French Peugeot family in addition to metalworking workshops controlled as many as two car brands: "Peugeot" and "Lio-Peugeot". The Type VA presented in the exhibition hall is one of the first models of the Lio-Peugeot brand. It is a small machine with a 785cc 3 single cylinder engine with 6.5 hp. The maximum speed that a light sidecar could reach was 35 km /h. In total, French industrialists have produced about a thousand copies of this car.
Despite such a solid age - 112 years - Lio-Peugeot starts up and starts moving. This is the earliest exhibit that the UMMC Museum of Automotive Technology demonstrates on the move.

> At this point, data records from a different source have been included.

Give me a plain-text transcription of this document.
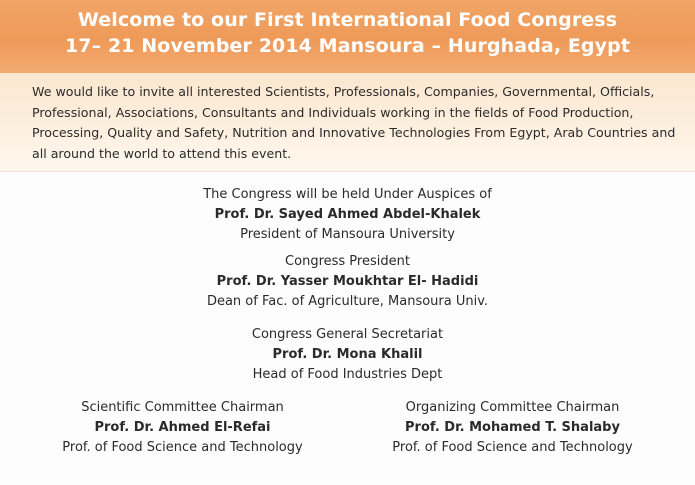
Welcome to our First International Food Congress
17– 21 November 2014 Mansoura – Hurghada, Egypt

We would like to invite all interested Scientists, Professionals, Companies, Governmental, Officials, Professional, Associations, Consultants and Individuals working in the fields of Food Production, Processing, Quality and Safety, Nutrition and Innovative Technologies From Egypt, Arab Countries and all around the world to attend this event.

The Congress will be held Under Auspices of
Prof. Dr. Sayed Ahmed Abdel-Khalek
President of Mansoura University
Congress President
Prof. Dr. Yasser Moukhtar El- Hadidi
Dean of Fac. of Agriculture, Mansoura Univ.
Congress General Secretariat
Prof. Dr. Mona Khalil
Head of Food Industries Dept
Scientific Committee Chairman
Prof. Dr. Ahmed El-Refai
Prof. of Food Science and Technology
Organizing Committee Chairman
Prof. Dr. Mohamed T. Shalaby
Prof. of Food Science and Technology
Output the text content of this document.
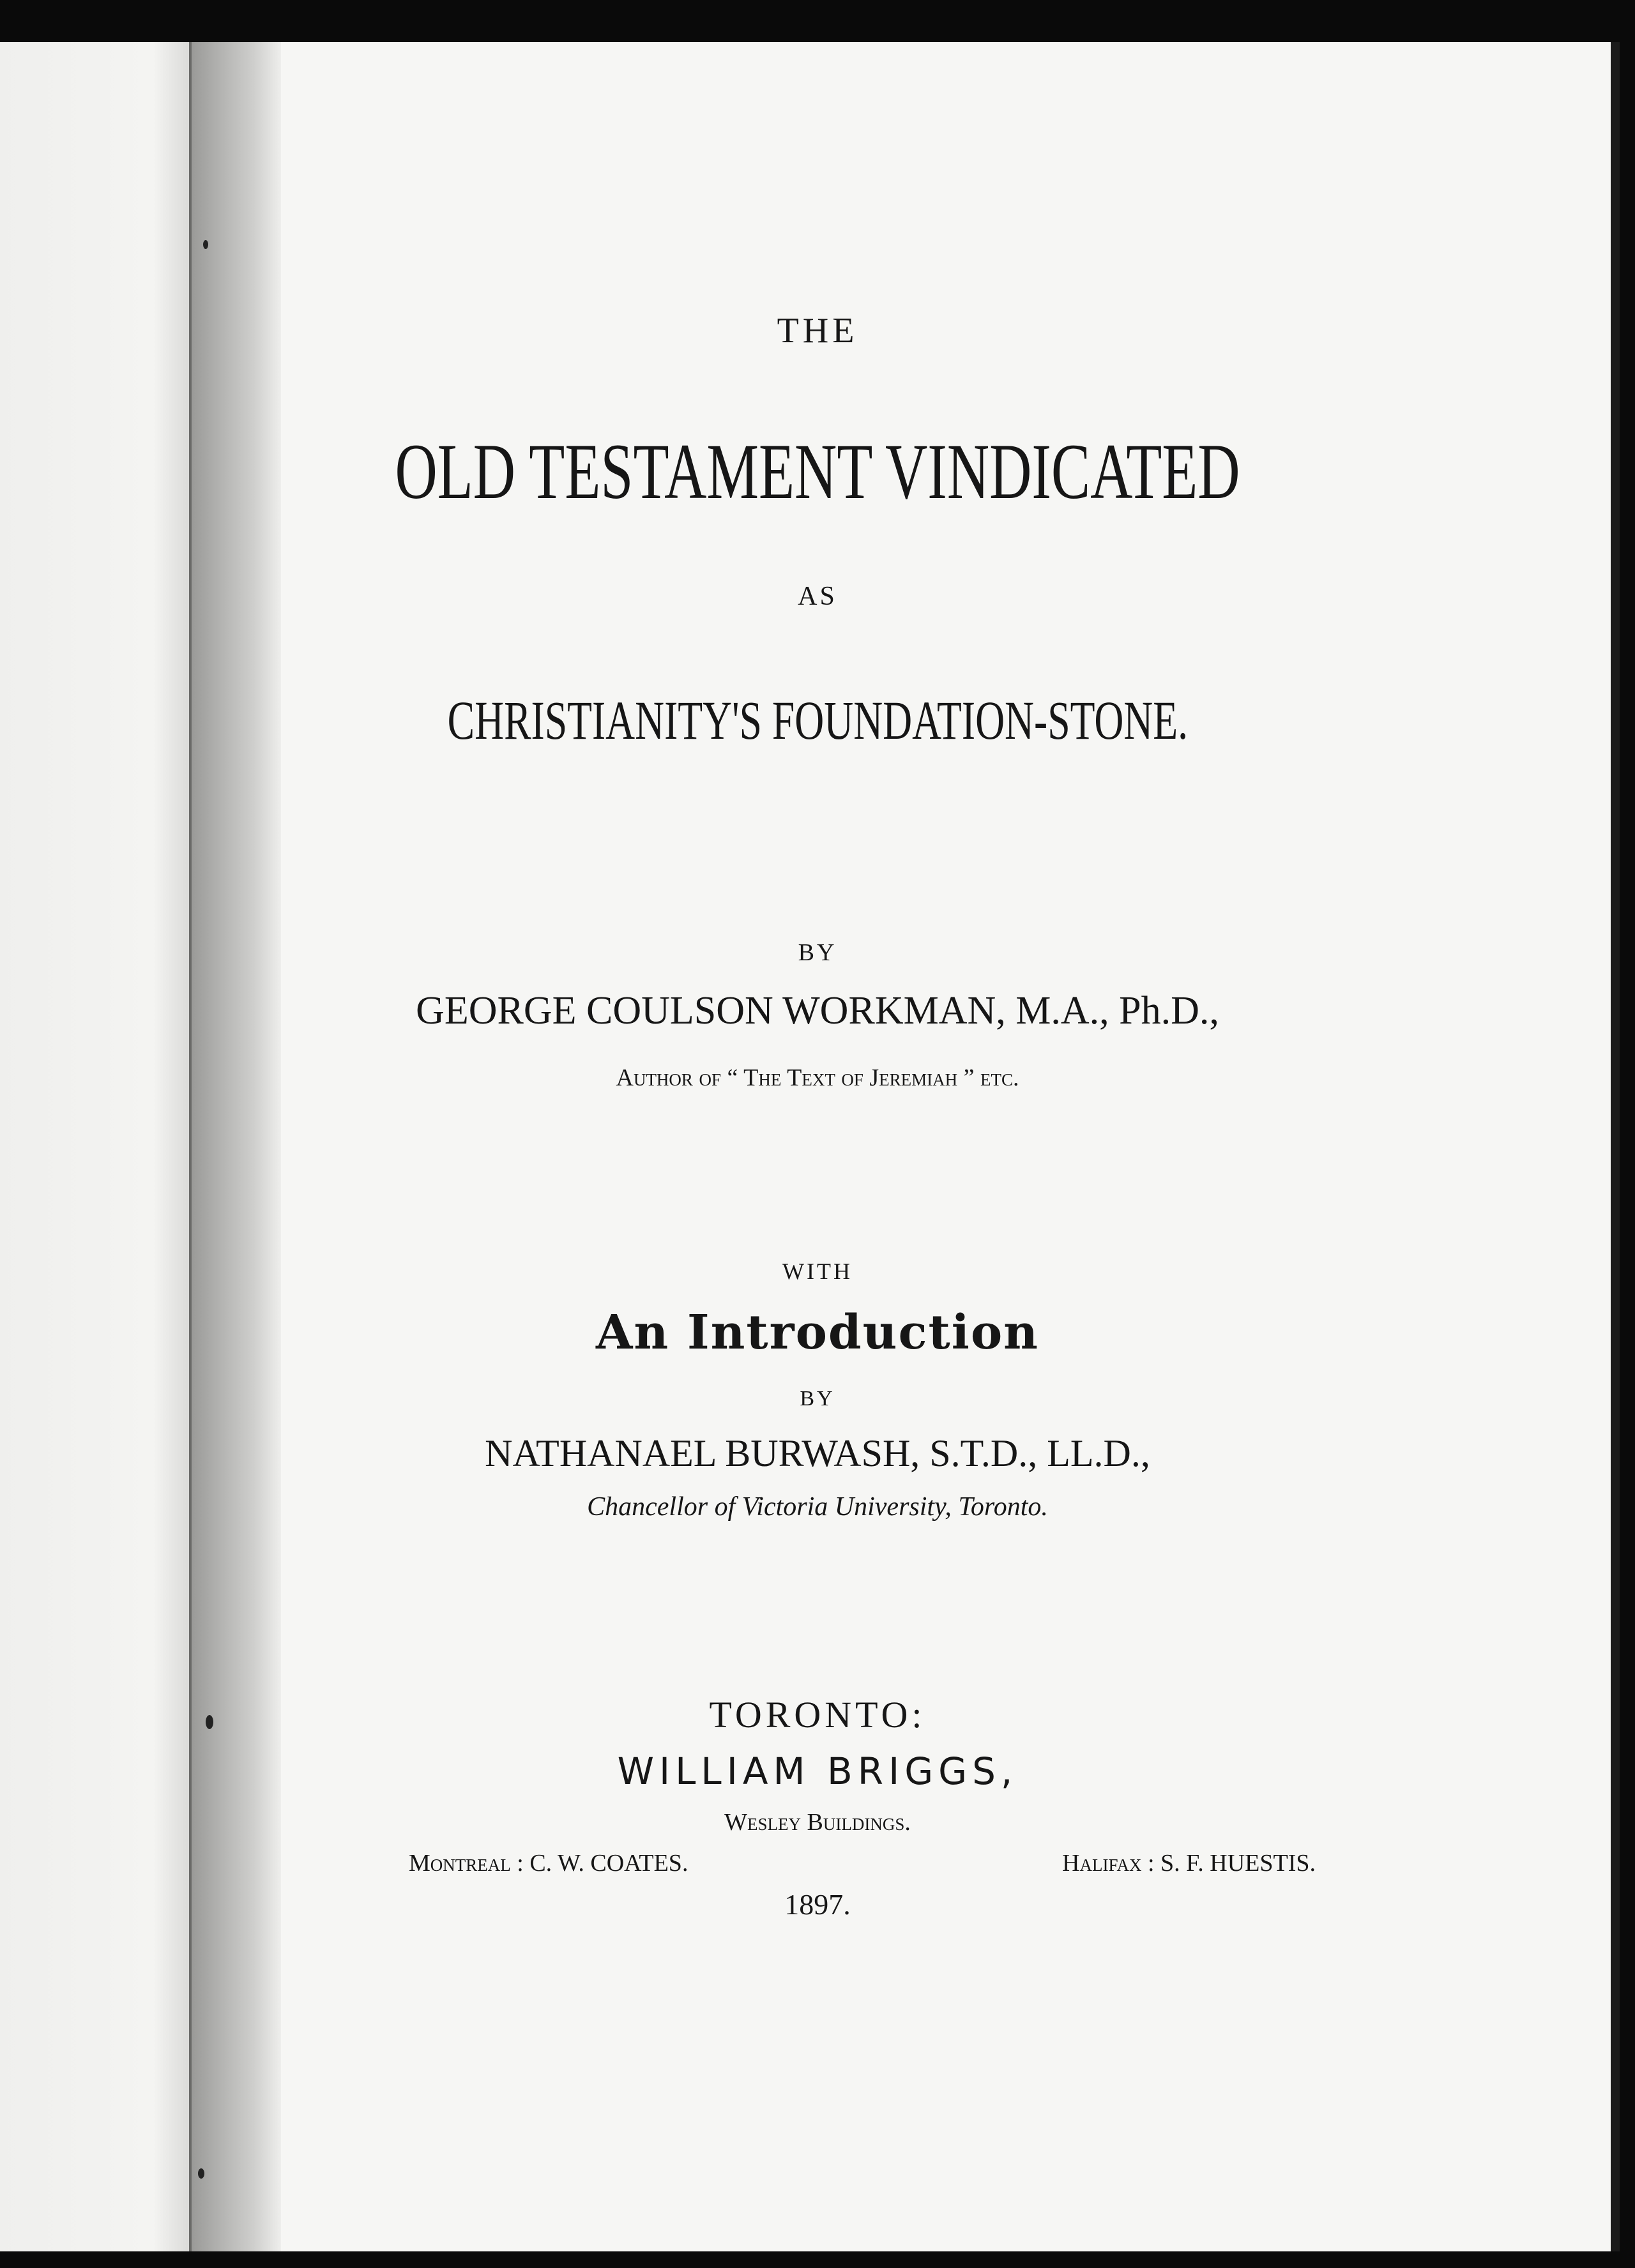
THE
OLD TESTAMENT VINDICATED
AS
CHRISTIANITY'S FOUNDATION-STONE.
BY
GEORGE COULSON WORKMAN, M.A., Ph.D.,
Author of “ The Text of Jeremiah ” etc.
WITH
An Introduction
BY
NATHANAEL BURWASH, S.T.D., LL.D.,
Chancellor of Victoria University, Toronto.
TORONTO:
WILLIAM BRIGGS,
Wesley Buildings.
Montreal : C. W. COATES.	Halifax : S. F. HUESTIS.
1897.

The Time Machine exhibition area opened at Plotinka in March and will complete its work in July - on the eve of the start of the Ural Cup retro rally (official stage of the RAF Retro Rally Cup). For four months, the exposition will acquaint the residents of Yekaterinburg and guests of the city with the history of the automotive industry. Following the amazing cars of the early 20th century, the pavilion will display stylish cars from the 1920s and 1930s, as well as solid executive cars.